Redshift ML makes it easy for data analysts, data scientists, BI professionals, and developers to create, train, and deploy Amazon SageMaker models using SQL. With Redshift ML, you can use SQL statements to create and train Amazon SageMaker models on your data in Amazon Redshift and then use those models for predictions such as churn detection, financial forecasting, personalization, and risk scoring directly in your queries and reports. Learn more.

Securely write query requests in plain English directly within Amazon Redshift Query Editor within the scope of your current data access permissions and receive accurate SQL code recommendations.

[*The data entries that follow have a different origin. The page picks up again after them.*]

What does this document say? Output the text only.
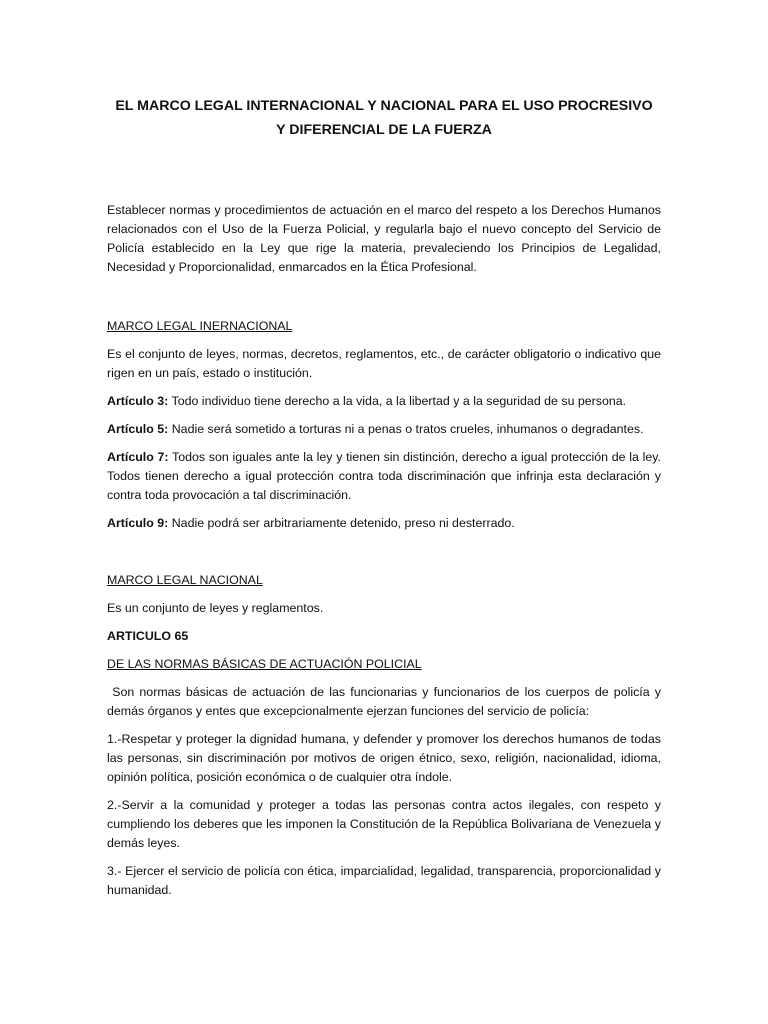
EL MARCO LEGAL INTERNACIONAL Y NACIONAL PARA EL USO PROCRESIVO
Y DIFERENCIAL DE LA FUERZA

Establecer normas y procedimientos de actuación en el marco del respeto a los Derechos Humanos relacionados con el Uso de la Fuerza Policial, y regularla bajo el nuevo concepto del Servicio de Policía establecido en la Ley que rige la materia, prevaleciendo los Principios de Legalidad, Necesidad y Proporcionalidad, enmarcados en la Ética Profesional.

MARCO LEGAL INERNACIONAL

Es el conjunto de leyes, normas, decretos, reglamentos, etc., de carácter obligatorio o indicativo que rigen en un país, estado o institución.

Artículo 3: Todo individuo tiene derecho a la vida, a la libertad y a la seguridad de su persona.

Artículo 5: Nadie será sometido a torturas ni a penas o tratos crueles, inhumanos o degradantes.

Artículo 7: Todos son iguales ante la ley y tienen sin distinción, derecho a igual protección de la ley. Todos tienen derecho a igual protección contra toda discriminación que infrinja esta declaración y contra toda provocación a tal discriminación.

Artículo 9: Nadie podrá ser arbitrariamente detenido, preso ni desterrado.

MARCO LEGAL NACIONAL

Es un conjunto de leyes y reglamentos.

ARTICULO 65

DE LAS NORMAS BÁSICAS DE ACTUACIÓN POLICIAL

Son normas básicas de actuación de las funcionarias y funcionarios de los cuerpos de policía y demás órganos y entes que excepcionalmente ejerzan funciones del servicio de policía:

1.-Respetar y proteger la dignidad humana, y defender y promover los derechos humanos de todas las personas, sin discriminación por motivos de origen étnico, sexo, religión, nacionalidad, idioma, opinión política, posición económica o de cualquier otra índole.

2.-Servir a la comunidad y proteger a todas las personas contra actos ilegales, con respeto y cumpliendo los deberes que les imponen la Constitución de la República Bolivariana de Venezuela y demás leyes.

3.- Ejercer el servicio de policía con ética, imparcialidad, legalidad, transparencia, proporcionalidad y humanidad.
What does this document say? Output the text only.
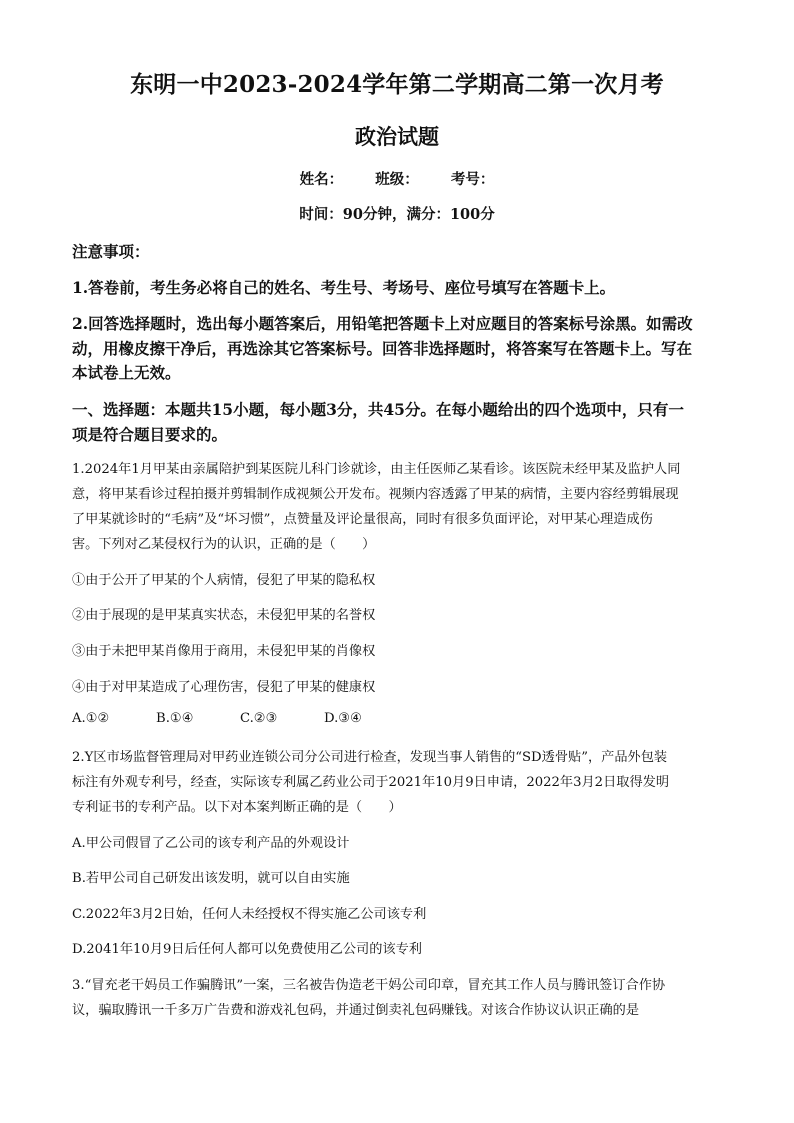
东明一中2023-2024学年第二学期高二第一次月考
政治试题
姓名： 班级： 考号：
时间：90分钟，满分：100分
注意事项：
1.答卷前，考生务必将自己的姓名、考生号、考场号、座位号填写在答题卡上。
2.回答选择题时，选出每小题答案后，用铅笔把答题卡上对应题目的答案标号涂黑。如需改
动，用橡皮擦干净后，再选涂其它答案标号。回答非选择题时，将答案写在答题卡上。写在
本试卷上无效。
一、选择题：本题共15小题，每小题3分，共45分。在每小题给出的四个选项中，只有一
项是符合题目要求的。
1.2024年1月甲某由亲属陪护到某医院儿科门诊就诊，由主任医师乙某看诊。该医院未经甲某及监护人同
意，将甲某看诊过程拍摄并剪辑制作成视频公开发布。视频内容透露了甲某的病情，主要内容经剪辑展现
了甲某就诊时的“毛病”及“坏习惯”，点赞量及评论量很高，同时有很多负面评论，对甲某心理造成伤
害。下列对乙某侵权行为的认识，正确的是（　　）
①由于公开了甲某的个人病情，侵犯了甲某的隐私权
②由于展现的是甲某真实状态，未侵犯甲某的名誉权
③由于未把甲某肖像用于商用，未侵犯甲某的肖像权
④由于对甲某造成了心理伤害，侵犯了甲某的健康权
A.①②	B.①④	C.②③	D.③④
2.Y区市场监督管理局对甲药业连锁公司分公司进行检查，发现当事人销售的“SD透骨贴”，产品外包装
标注有外观专利号，经查，实际该专利属乙药业公司于2021年10月9日申请，2022年3月2日取得发明
专利证书的专利产品。以下对本案判断正确的是（　　）
A.甲公司假冒了乙公司的该专利产品的外观设计
B.若甲公司自己研发出该发明，就可以自由实施
C.2022年3月2日始，任何人未经授权不得实施乙公司该专利
D.2041年10月9日后任何人都可以免费使用乙公司的该专利
3.“冒充老干妈员工作骗腾讯”一案，三名被告伪造老干妈公司印章，冒充其工作人员与腾讯签订合作协
议，骗取腾讯一千多万广告费和游戏礼包码，并通过倒卖礼包码赚钱。对该合作协议认识正确的是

Build and run Apache Spark applications on Amazon Redshift data, enabling customers to open up the data warehouse for a broader set of analytics and machine learning solutions. Developers using AWS analytics and ML services such as Amazon EMR, AWS Glue, Amazon Athena Spark, and Amazon SageMaker can effortlessly build Apache Spark applications that read from and write to their Amazon Redshift data warehouse without compromising on performance of the applications or transactional consistency of the data. 

Query data and write data back to your data lake in open formats. You can query open file formats such as Parquet, ORC, JSON, Avro, CSV, and more directly in Amazon S3 using familiar ANSI SQL. To export data to your data lake, simply use the Amazon Redshift UNLOAD command in your SQL code and specify Parquet as the file format, and Amazon Redshift automatically takes care of data formatting and data movement into S3. This gives you the flexibility to store highly structured, frequently accessed data and semi-structured data in an Amazon Redshift data warehouse, while keeping up to exabytes of structured, semi-structured, and unstructured data in Amazon S3. 

Innovate faster with secure data collaboration

Extend the ease of use, performance, and cost benefits of Amazon Redshift in a single cluster to multi-cluster deployments while being able to share data. Data sharing enables instant, granular, and fast data access across Redshift clusters without the need to copy or move it.

Query Amazon Redshift datasets from your own Redshift cluster without extracting, transforming, and loading (ETL) the data. You can subscribe to Redshift cloud data warehouse products in AWS Data Exchange. As soon as a provider makes an update, the change is visible to subscribers. 

Integration with AWS IAM Identity Center enables organizations to support trusted identity propagation between Amazon Redshift, Amazon QuickSight, and AWS Lake Formation. Customers can use their organization identities to access Amazon Redshift in a single sign-on experience using third party identity providers (IdP), such as Microsoft Entra ID, Okta, Ping, OneLogin, etc. from Amazon QuickSight and Amazon Redshift Query Editor. Administrators can use third-party identity provider users and groups to manage fine grained access to data across services and audit user level access in AWS CloudTrail. With trusted identity propagation, a user’s identity is passed seamlessly between Amazon QuickSight, Amazon Redshift, and AWS Lake Formation reducing time to insights and enabling a friction free analytics experience.

Write to the same databases using multiple data warehouses, without moving or copying the data.

Accelerate data onboarding and create valuable business insights in minutes by integrating with select partner solutions in the Amazon Redshift console. With these solutions you can bring data from applications such as Salesforce, Google Analytics, Facebook Ads, Slack, Jira, Splunk, and Marketo into your Redshift data warehouse in an efficient and streamlined way. It also lets you join these disparate datasets and analyze them together to produce actionable insights.